Proving utility wins over ethics yet again, Amazon’s reputation is steady (down to #2 from #1), which, as Axios points out could be because of the company people perceive Amazon is:
…because customers hold a different set of expectations for what is essentially a store, compared to a platform like Facebook or Google where people mingle, share and argue.
A fair assessment but this does show a lack of consumer awareness or willingness to acknowledge the cons (as well as the pros) of the behemoth. Amazon, in some respects, looks like it can do no wrong, especially in the UK with new figures showing that 15 million Brits (roughly 1:5) are Amazon Prime subscribers and 84% of the population used at least one of Amazon’s services in 2018. Tamebay asked Nick Carroll, Associate Director of Retail, Mintel why this is important:
While most consumers already shop with Amazon, the retailer continues to gain market share by increasing the number of Prime members. That’s because Prime members buy significantly more, and across a broader number of categories, than non-members. This is why Amazon continues to add to the list of Prime-exclusive services, with Premier League matches coming in the second half of this year. Regardless of the reasons people join Prime – there is a net benefit for the retail side of the business.
Two broad issues for Amazon this week if the moves take off namely regulation and taxes. France took a stand against large tax companies avoiding paying tax with a sweeping 3% across the board, while not the first to do so (in October 2018 the UK announced plans to push a 2% tax in 2020, Spain and Italy also have similar plans), it is the first implemented. The tax applies to any company that generate worldwide revenues of at least 750 million euros ($847 million) on digital services with at least 25 million euros ($28 million) within France itself. Expect more lobbying from Amazon in and around the EU. The company spent a record amount last year on changing the right people’s minds on issues – $14.2m according to a beautiful piece from Bloomberg. Who you ask? Not just politicians…:
Lately, Bezos has been busy courting Washington’s elite. In September he roused an audience at the Economic Club of Washington with jokes and commentary about Trump and the role of the Post in a democracy. In late January he attended an 8 a.m. breakfast at the invitation of Don Graham, the former Washington Post owner, to hear billionaire investor Warren Buffett and former Federal Reserve chief Alan Greenspan talk about markets and the economy.

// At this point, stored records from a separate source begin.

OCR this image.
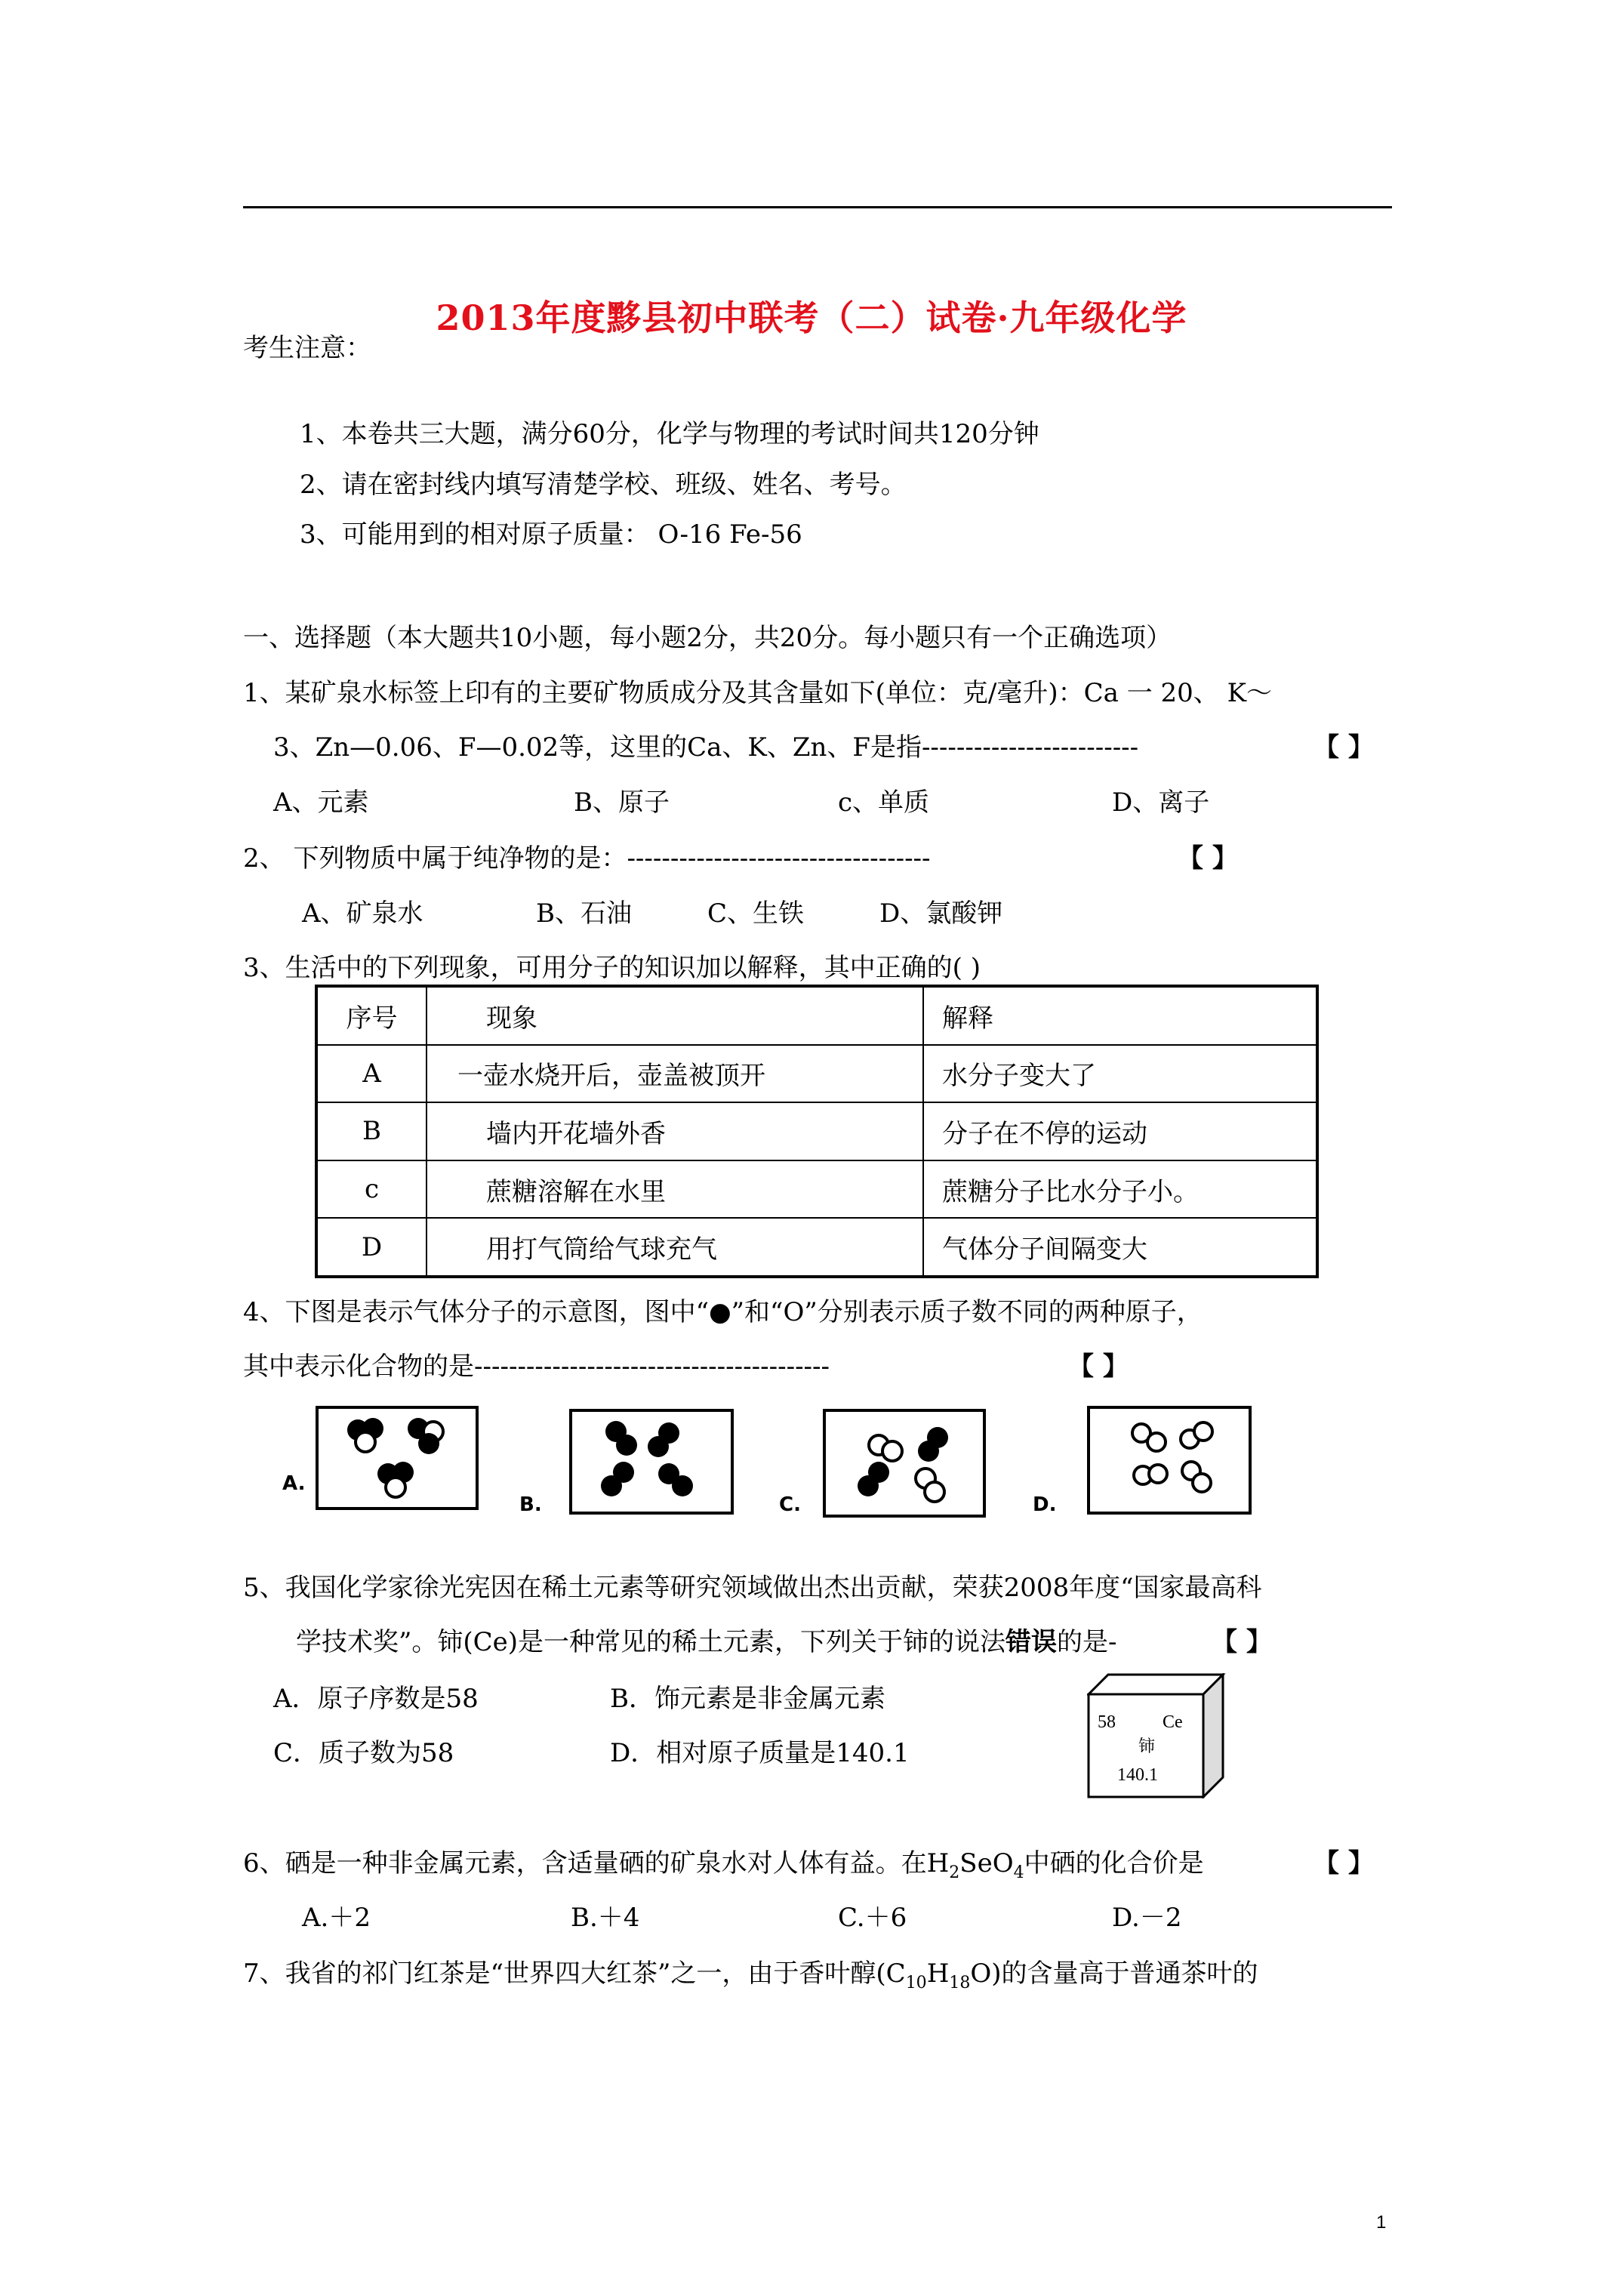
2013年度黟县初中联考（二）试卷·九年级化学
考生注意：
1、本卷共三大题，满分60分，化学与物理的考试时间共120分钟
2、请在密封线内填写清楚学校、班级、姓名、考号。
3、可能用到的相对原子质量： O-16 Fe-56
一、选择题（本大题共10小题，每小题2分，共20分。每小题只有一个正确选项）
1、某矿泉水标签上印有的主要矿物质成分及其含量如下(单位：克/毫升)：Ca 一 20、 K～
3、Zn—0.06、F—0.02等，这里的Ca、K、Zn、F是指-------------------------	【 】
A、元素	B、原子	c、单质	D、离子
2、 下列物质中属于纯净物的是：-----------------------------------	【 】
A、矿泉水	B、石油	C、生铁	D、氯酸钾
3、生活中的下列现象，可用分子的知识加以解释，其中正确的( )
序号	现象	解释
A	一壶水烧开后，壶盖被顶开	水分子变大了
B	墙内开花墙外香	分子在不停的运动
c	蔗糖溶解在水里	蔗糖分子比水分子小。
D	用打气筒给气球充气	气体分子间隔变大
4、下图是表示气体分子的示意图，图中“●”和“O”分别表示质子数不同的两种原子，
其中表示化合物的是-----------------------------------------	【 】
A.
B.	C.	D.
5、我国化学家徐光宪因在稀土元素等研究领域做出杰出贡献，荣获2008年度“国家最高科
学技术奖”。铈(Ce)是一种常见的稀土元素，下列关于铈的说法错误的是-	【 】
A．原子序数是58	B．饰元素是非金属元素
C．质子数为58	D．相对原子质量是140.1
58	Ce
铈
140.1
6、硒是一种非金属元素，含适量硒的矿泉水对人体有益。在$H_2SeO_4$中硒的化合价是	【 】
A.＋2	B.＋4	C.＋6	D.－2
7、我省的祁门红茶是“世界四大红茶”之一，由于香叶醇$(C_{10}H_{18}O)$的含量高于普通茶叶的
1
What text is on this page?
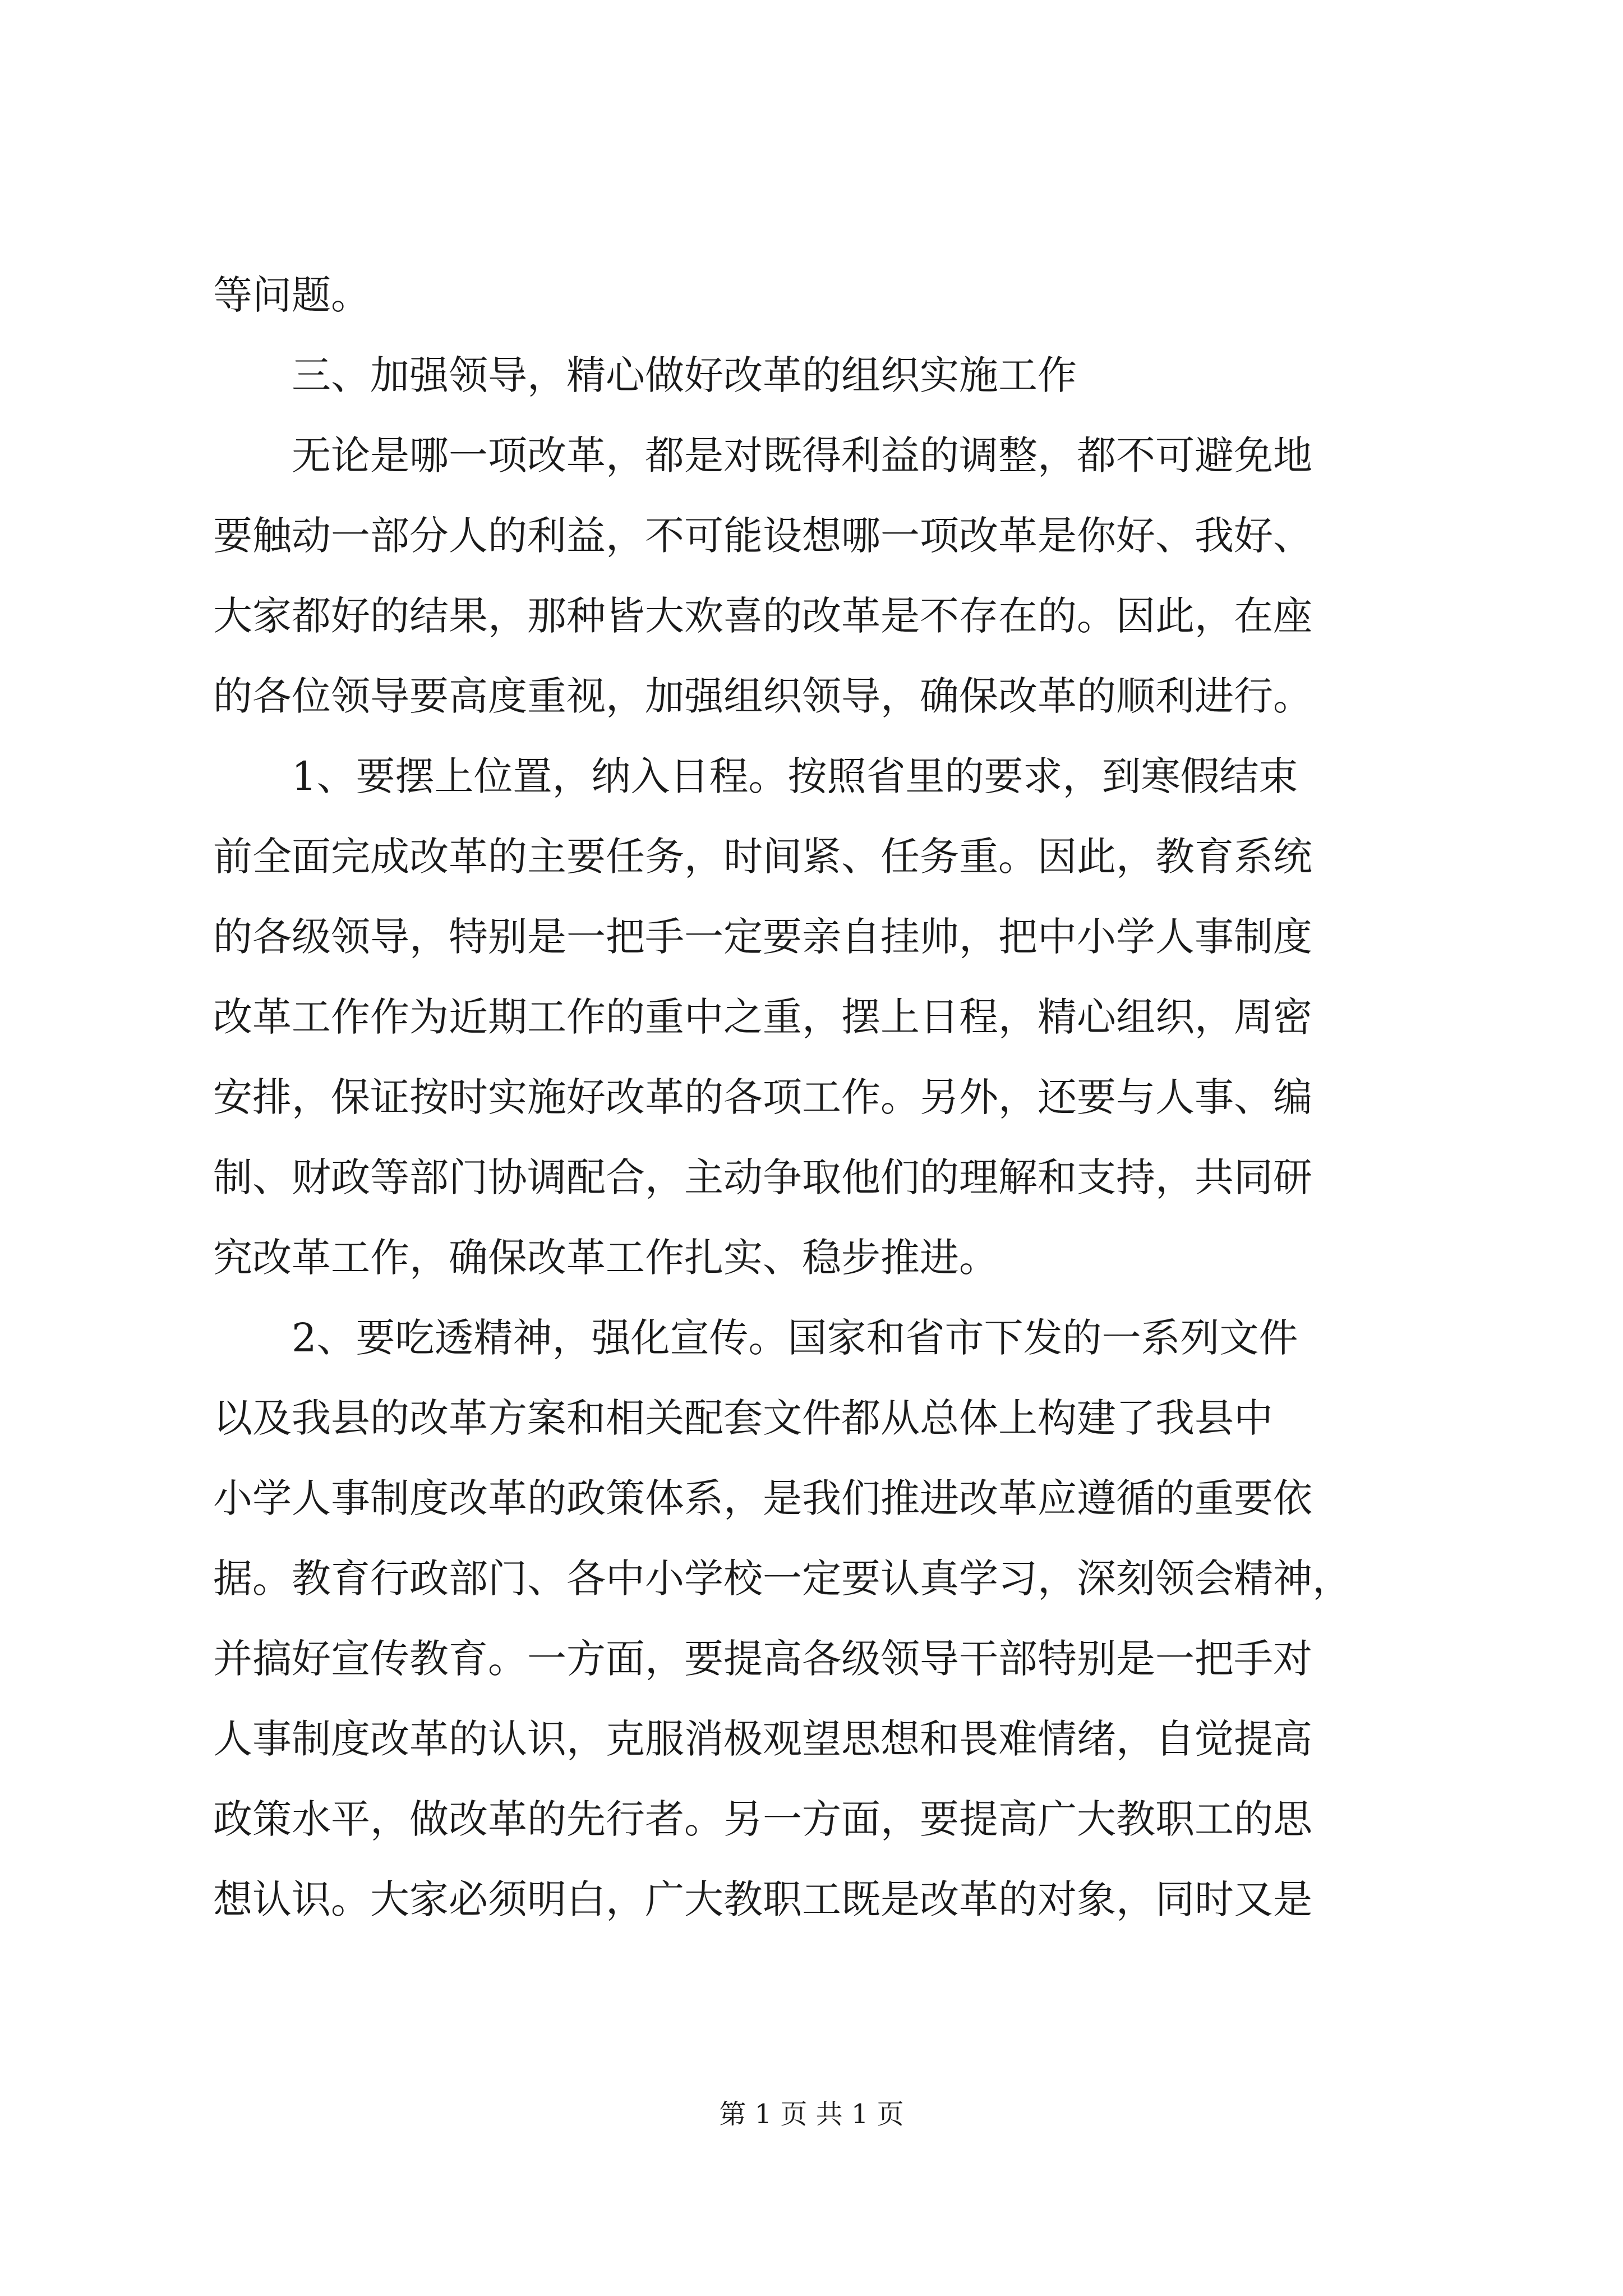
等问题。
三、加强领导，精心做好改革的组织实施工作
无论是哪一项改革，都是对既得利益的调整，都不可避免地
要触动一部分人的利益，不可能设想哪一项改革是你好、我好、
大家都好的结果，那种皆大欢喜的改革是不存在的。因此，在座
的各位领导要高度重视，加强组织领导，确保改革的顺利进行。
1、要摆上位置，纳入日程。按照省里的要求，到寒假结束
前全面完成改革的主要任务，时间紧、任务重。因此，教育系统
的各级领导，特别是一把手一定要亲自挂帅，把中小学人事制度
改革工作作为近期工作的重中之重，摆上日程，精心组织，周密
安排，保证按时实施好改革的各项工作。另外，还要与人事、编
制、财政等部门协调配合，主动争取他们的理解和支持，共同研
究改革工作，确保改革工作扎实、稳步推进。
2、要吃透精神，强化宣传。国家和省市下发的一系列文件
以及我县的改革方案和相关配套文件都从总体上构建了我县中
小学人事制度改革的政策体系，是我们推进改革应遵循的重要依
据。教育行政部门、各中小学校一定要认真学习，深刻领会精神，
并搞好宣传教育。一方面，要提高各级领导干部特别是一把手对
人事制度改革的认识，克服消极观望思想和畏难情绪，自觉提高
政策水平，做改革的先行者。另一方面，要提高广大教职工的思
想认识。大家必须明白，广大教职工既是改革的对象，同时又是
第 1 页 共 1 页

The day before, he’d entertained guests at the exclusive Alfalfa Club dinner, an invitation-only, black-tie soiree for politicians, diplomats, and corporate executives. Buffett and Greenspan were both there. Bezos closed out the evening with a skit in which he rolled a cart onstage carrying Amazon packages, one of which, he announced, contained the “superheroes of the Bible” pajamas that Vice President Mike Pence had ordered. Another was a DVD of “How to Survive the Coming Global Depression” for Federal Reserve Chairman Jerome Powell. Then he said, “Oh, wait. This one’s for me. It’s a bill of sale saying apparently I now own the National Enquirer.”
Philidelphia stood up to Amazon this week by banning cashless stores (aka Amazon Go), showing that it is possible to make a small but significant change to slow big business. If this practice inspires others, Amazon could have a problem as it looks to push cashless stores around the US and the world. Quick and practical, the legislation could be a carrot or a stick depending on how people choose to wield it. Again, expect Amazon to lobby more in this area to avoid a trend forming. Ars Technica has more, including a good argument for keeping cash stores;
Supporters of the new law, however, say that not accepting cash hurts poorer residents who may not be able to afford or qualify for a credit card or who want to avoid fees that come with changing cash into a prepaid debit card. Additionally, privacy advocates say that being forced to use a digital form of payment to buy things is a de facto requirement to share records of their purchases with third-party companies.